Ames was later shocked to read in
Monday Morning
that after the murders of Tony Franjieh, his wife, and his daughter, Suleiman Franjieh, the clan’s patriarch, had taken Tony’s eleven-year-old son to see the bloody scene before the bodies were removed “so he would know what his duty was.” To Bob’s thinking, this was sad proof that “
there is enough hatred in Lebanon for the rest of the world.”

The day after he arrived in Beirut, Ames had dinner with Ali Hassan Salameh. Their relationship was long past the point of meeting awkwardly in CIA safe houses. Ali Hassan welcomed Bob into his home as a friend and colleague. “
Our friend sends his best,” Ames wrote Yvonne. “I had dinner with his family on Friday night [June 16]. His wife [Nashrawan, his first wife], who does all the cooking despite several maids, really made some great Leb. dishes. I gorged myself so much that I only had a
Shawarma
[minced lamb sandwich] on Sat!” The two men had a lot to discuss. Over the next three weeks, Ames made it a habit to visit Salameh every other night at 6:30
P.M.
Usually, he spent an hour and a half with him and then returned to the El Dorado apartment. The meetings left Bob with “
lots on my mind.” He’d often wake up in the middle of the night, “usually thinking how to write the info I get in my almost nightly 6:30
P.M.
–8
P.M.
meetings with our friend.”

Even before the civil war started in 1975, Lebanon had been a very complicated piece of geography. By 1978 it was a maze of inexplicable narratives and constantly changing allegiances. The Palestinians were both a factor in the escalation of the civil war and its chief victims.
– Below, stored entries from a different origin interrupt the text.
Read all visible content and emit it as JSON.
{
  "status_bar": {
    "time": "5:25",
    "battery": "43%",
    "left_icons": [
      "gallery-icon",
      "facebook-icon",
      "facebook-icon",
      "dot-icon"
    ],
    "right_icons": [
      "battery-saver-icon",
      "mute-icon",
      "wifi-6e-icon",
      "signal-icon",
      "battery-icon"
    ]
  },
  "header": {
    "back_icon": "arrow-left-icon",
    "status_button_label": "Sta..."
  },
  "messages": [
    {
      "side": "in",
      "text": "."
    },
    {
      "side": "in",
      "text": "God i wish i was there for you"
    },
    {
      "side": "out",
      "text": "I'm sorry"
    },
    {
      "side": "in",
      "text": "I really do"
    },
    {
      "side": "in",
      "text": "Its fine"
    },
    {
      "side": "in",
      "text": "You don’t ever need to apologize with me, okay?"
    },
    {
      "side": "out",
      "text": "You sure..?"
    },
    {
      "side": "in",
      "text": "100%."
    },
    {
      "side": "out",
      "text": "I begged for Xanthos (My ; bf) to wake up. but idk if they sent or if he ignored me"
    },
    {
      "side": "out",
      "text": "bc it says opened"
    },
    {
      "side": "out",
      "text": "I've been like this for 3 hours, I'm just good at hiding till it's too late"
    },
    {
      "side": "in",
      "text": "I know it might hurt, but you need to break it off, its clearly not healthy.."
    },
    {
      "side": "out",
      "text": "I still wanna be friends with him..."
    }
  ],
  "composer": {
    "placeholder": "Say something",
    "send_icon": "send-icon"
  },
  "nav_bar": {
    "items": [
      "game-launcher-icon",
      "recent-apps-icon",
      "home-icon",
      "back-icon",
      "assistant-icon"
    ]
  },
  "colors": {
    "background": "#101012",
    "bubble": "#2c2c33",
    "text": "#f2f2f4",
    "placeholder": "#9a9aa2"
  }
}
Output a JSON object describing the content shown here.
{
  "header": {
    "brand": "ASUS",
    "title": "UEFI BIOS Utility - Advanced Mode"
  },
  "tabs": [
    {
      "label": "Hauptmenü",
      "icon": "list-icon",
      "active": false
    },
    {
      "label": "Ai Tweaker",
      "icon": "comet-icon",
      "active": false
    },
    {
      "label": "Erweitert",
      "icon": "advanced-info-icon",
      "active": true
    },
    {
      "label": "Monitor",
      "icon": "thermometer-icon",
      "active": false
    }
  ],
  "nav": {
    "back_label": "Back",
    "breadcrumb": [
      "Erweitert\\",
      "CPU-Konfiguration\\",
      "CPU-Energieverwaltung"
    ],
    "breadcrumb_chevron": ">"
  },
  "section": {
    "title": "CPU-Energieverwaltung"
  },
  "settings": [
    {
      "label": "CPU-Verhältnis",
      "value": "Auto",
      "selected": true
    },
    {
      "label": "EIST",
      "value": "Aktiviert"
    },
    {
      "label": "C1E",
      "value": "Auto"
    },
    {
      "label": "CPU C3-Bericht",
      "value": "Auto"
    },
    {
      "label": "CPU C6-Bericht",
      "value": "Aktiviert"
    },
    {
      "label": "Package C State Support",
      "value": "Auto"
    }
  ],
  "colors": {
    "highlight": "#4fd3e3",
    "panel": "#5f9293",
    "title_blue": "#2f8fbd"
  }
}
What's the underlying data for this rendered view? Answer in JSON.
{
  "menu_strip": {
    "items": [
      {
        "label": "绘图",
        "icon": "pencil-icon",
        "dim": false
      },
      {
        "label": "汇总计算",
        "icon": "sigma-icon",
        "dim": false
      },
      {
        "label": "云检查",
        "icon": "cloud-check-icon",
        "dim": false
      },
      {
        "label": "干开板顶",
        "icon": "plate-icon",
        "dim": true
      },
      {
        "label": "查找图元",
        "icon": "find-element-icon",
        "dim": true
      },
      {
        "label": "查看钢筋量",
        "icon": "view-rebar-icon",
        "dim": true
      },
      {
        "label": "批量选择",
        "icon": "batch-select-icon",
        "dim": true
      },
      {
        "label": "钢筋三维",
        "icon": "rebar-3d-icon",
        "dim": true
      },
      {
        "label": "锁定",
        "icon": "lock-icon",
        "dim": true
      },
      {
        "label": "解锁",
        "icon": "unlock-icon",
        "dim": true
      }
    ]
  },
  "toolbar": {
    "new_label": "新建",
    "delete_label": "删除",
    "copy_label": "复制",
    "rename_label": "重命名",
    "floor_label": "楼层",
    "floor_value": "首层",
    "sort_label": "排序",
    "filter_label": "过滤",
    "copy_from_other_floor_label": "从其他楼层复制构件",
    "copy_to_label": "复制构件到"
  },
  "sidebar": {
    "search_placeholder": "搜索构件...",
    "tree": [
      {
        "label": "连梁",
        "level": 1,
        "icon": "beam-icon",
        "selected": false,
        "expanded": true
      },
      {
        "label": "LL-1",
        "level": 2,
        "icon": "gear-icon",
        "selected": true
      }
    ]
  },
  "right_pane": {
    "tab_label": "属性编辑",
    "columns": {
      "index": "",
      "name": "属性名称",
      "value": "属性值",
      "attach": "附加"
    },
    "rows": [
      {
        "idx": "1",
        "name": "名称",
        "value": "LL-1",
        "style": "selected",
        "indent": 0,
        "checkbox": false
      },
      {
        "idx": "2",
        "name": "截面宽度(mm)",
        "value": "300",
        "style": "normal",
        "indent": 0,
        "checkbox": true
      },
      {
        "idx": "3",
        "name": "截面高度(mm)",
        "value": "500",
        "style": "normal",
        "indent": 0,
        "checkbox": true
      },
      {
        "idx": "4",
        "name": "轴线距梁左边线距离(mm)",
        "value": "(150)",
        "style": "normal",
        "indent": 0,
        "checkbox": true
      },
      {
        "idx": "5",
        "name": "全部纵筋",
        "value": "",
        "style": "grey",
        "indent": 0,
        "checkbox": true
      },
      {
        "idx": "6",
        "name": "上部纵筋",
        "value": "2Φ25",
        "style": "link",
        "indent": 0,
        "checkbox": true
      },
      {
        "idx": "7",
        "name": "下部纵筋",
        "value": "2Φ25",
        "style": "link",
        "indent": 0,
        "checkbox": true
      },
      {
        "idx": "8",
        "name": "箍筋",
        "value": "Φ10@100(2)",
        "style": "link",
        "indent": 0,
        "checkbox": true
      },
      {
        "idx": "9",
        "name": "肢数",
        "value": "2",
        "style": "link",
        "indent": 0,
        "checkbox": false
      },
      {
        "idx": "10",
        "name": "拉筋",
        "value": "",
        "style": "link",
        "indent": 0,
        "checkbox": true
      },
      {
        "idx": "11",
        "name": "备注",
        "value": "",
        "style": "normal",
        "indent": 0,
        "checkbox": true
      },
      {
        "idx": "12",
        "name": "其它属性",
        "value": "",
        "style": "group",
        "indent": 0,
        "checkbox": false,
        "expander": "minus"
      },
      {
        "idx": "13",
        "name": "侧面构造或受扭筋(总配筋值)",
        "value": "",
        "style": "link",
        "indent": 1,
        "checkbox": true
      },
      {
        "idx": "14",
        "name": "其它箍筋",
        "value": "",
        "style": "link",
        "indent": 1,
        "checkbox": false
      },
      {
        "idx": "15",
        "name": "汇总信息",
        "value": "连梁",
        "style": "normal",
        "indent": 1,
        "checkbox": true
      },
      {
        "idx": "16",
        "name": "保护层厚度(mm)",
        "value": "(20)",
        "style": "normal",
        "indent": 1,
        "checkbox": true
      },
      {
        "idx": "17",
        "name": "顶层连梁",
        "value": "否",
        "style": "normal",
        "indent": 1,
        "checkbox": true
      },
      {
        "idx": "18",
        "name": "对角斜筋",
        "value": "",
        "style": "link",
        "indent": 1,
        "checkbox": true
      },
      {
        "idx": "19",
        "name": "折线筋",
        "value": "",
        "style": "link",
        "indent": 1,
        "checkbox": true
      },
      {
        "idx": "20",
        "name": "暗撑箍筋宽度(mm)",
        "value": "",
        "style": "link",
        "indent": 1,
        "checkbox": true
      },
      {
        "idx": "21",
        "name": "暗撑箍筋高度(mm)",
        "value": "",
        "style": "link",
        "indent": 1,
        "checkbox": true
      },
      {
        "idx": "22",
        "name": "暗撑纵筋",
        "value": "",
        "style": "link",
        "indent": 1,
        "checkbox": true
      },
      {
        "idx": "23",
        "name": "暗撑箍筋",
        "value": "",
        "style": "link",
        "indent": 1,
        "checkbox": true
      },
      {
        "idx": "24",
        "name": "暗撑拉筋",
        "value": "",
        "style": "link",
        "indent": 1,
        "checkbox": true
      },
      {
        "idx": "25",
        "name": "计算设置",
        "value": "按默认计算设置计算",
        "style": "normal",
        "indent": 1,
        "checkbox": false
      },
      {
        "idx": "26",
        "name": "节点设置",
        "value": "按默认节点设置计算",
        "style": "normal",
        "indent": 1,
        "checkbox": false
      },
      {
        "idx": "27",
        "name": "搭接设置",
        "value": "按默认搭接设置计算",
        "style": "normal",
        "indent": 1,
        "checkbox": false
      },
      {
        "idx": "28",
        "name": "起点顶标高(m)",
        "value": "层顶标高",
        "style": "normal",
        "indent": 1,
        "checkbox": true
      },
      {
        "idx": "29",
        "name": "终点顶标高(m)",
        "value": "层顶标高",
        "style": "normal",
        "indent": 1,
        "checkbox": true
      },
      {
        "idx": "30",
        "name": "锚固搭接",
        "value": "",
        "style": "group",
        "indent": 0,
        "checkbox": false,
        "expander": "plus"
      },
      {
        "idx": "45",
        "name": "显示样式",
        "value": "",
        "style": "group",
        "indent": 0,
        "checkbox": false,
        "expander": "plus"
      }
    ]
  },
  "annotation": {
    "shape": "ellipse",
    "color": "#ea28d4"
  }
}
Initially, Arafat and the PLO tried desperately to stay out of it, but by the end of 1976 they’d inevitably thrown in their lot with the Lebanese leftist alliance of Sunni, Shi’ite, and Druze parties against the right-wing
Maronite Christian militias. Salameh was trying to brief Ames on what was turning into a very bloody sectarian war. “
Lebanon is still waiting,” Bob wrote to Yvonne on June 25, “for the other shoe to fall after the assassinations up North and the continued trouble down South. Unfortunately, there is much outside interference in Lebanon’s affairs—not to mention their own tendency to shoot themselves in the foot. The Israelis like to keep the South unstable in order to keep the Palestinians out and to give themselves an excuse to come back in. The Palestinians want a weak Lebanon so there will be no army to harass them, and the Syrians just want Lebanon.”

Three days later, the proverbial shoe dropped. Thirty-three Christian Phalangist members near Baalbek were taken from their homes and executed. Their bodies were mutilated. Ames thought this massacre was probably carried out by the Syrians as a favor to their Franjieh allies—who had lost the same number in the attack on Tony Franjieh. At the same time, gun battles erupted in East Beirut between the Syrian army and the Gemayel clan’s Phalangist militia. “
It’s getting nasty here in Beirut,” Bob wrote to Yvonne on July 5, “and we had some mortar rounds just a few hundred yards from my apartment. When they hit they sound as if they are right in the room. As I write this in the office, I can hear firing breaking out again.… Electricity has been on and off (mostly off) since noon yesterday.… One doesn’t go out on the streets these days unless he has to.… I love and miss you lots. God love you.”